Auch der Schreibstil ist gedämpft, manchmal beinahe monoton, denn Kathy erzählt  stets mit sanfter Gleichmütigkeit. In diesem Buch muss man sorgfältig zwischen den Zeilen lesen, um einen schwachen Eindruck davon zu gewinnen, wer Kathy und ihre Freunde in einer anderen Gesellschaft hätten sein können. Es ist in gewisser Weise auch ein Buch über die Tragik verpasster Chancen.

Fazit:
Trotz allem. Trotz allem hat mich das Buch bewegt, beschäftigt, begeistert. Oberflächlich gesehen ist es scheinbar eine Ansammlung von Nichtigkeiten, von Szenen ohne Dramatik oder emotionaler Wucht - aber zwischen den Zeilen verbirgt sich eine dystopische Welt, die in ihrer nüchternen Grausamkeit ihresgleichen sucht. 

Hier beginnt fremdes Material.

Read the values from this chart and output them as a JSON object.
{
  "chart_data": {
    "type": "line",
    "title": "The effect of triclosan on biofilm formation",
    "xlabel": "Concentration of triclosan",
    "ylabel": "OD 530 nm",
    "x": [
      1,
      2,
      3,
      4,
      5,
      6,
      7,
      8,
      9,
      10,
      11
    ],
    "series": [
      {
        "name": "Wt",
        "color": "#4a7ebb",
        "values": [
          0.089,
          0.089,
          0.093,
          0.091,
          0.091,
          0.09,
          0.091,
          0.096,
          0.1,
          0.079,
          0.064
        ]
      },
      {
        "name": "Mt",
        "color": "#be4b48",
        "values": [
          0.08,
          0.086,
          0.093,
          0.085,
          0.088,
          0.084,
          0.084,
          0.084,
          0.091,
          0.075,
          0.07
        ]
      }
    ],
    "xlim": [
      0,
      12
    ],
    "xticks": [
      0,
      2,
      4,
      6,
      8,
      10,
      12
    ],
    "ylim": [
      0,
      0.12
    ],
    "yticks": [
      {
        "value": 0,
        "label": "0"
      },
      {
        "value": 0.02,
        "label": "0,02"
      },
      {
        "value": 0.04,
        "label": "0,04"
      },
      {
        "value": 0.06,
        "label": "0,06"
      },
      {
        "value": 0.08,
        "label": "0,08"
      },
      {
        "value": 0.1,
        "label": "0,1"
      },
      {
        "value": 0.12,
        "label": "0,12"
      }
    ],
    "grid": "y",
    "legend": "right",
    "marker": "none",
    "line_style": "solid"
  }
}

Es geht um Kinder, später Jugendliche, die an einem scheinbar idyllischen Ort eine hervorragende Ausbildung genießen. Ihnen wird gesagt, sie sind außergewöhnlich, etwas ganz Besonderes, auserwählt. Für was sie auserwählt sind, das wird ihnen gesagt - und dennoch nicht gesagt. Kathy, die Erzählerin, beschreibt ihre Kindheit und Jugend und ihr derzeitiges Leben als Betreuerin derjenigen, die kurz vor der "Vollendung" stehen.